Usually with soups you either love or hate you. I belong to the first group and a bowl of good soup can make me happy. But how to cook soups so that they are delicious and full of valuable nutrients?
Good water is essential
It is not an empty slogan. If we cook with good quality water, the soup will also turn out tasty. However, not in every city tap water is tasty and really clean. If you do not have a home water filter, it is worth reaching for bottled water. It is enough to do a simple test: pour water into the pot, cover and bring to the boil. Reduce heat and cook for a few minutes. Then leave the water to cool completely.

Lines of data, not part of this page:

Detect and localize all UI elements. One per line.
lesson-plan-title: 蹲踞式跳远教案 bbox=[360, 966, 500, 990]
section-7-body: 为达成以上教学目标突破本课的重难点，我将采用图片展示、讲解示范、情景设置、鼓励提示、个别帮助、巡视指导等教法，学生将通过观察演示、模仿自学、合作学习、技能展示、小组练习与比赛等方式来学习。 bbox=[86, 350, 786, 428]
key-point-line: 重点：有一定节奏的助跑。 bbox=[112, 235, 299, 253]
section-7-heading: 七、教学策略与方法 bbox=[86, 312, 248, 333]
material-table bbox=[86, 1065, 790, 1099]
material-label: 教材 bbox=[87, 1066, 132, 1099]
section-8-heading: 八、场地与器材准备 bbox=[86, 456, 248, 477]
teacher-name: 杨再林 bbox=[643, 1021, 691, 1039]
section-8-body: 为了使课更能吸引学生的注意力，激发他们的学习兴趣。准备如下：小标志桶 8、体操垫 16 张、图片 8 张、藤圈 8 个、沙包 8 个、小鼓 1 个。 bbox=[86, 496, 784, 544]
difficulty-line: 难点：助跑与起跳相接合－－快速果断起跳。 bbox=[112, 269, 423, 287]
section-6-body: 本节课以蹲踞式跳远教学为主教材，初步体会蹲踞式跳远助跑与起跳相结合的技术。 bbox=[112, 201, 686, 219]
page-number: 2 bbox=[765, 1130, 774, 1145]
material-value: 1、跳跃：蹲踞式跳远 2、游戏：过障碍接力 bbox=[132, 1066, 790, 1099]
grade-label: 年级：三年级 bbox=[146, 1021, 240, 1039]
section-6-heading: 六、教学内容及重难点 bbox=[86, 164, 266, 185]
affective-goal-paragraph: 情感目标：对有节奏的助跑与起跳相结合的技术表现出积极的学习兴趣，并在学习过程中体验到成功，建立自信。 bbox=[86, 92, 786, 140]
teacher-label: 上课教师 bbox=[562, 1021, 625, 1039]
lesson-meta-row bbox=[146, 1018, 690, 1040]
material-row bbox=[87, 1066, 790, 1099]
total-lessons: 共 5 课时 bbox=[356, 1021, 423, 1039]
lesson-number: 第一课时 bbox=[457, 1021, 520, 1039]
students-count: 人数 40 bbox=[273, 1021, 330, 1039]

When it is cold (it is best to leave it overnight), pour it out and run your finger over the bottom of the pot. Then you will find out what quality water flows from the tap. When you cook soup on such water, the sediment from the bottom is in it … Good, purified water enhances the taste and, above all, is free from undesirable ingredients such as heavy metals or stone. Mineralized water will add even more flavor.
Good quality ingredients
When we have the perfect water, then it’s time to add ingredients to our soup. Let it be good vegetables (fresh (preferably not frozen), not rotten, not wilted, etc.) and fresh, good quality meat. I once heard that you can save a chicken that doesn’t smell “very nice” by soaking it in cold water full of bay leaves. Well… I won’t comment on that. If we are dirty, we wash ourselves rather than sprinkle ourselves with perfume, right? Bad-smelling meat or rotten vegetables are not suitable for eating, period.
Patience and cooking time Rush is advisable when catching fleas – in no case when cooking soup. For the best flavor and aroma, cook over low heat. This is clearly seen when cooking broth. When we cook it in a hurry and over high heat, then the taste, aroma and appearance are much worse than when we do it calmly and on low heat.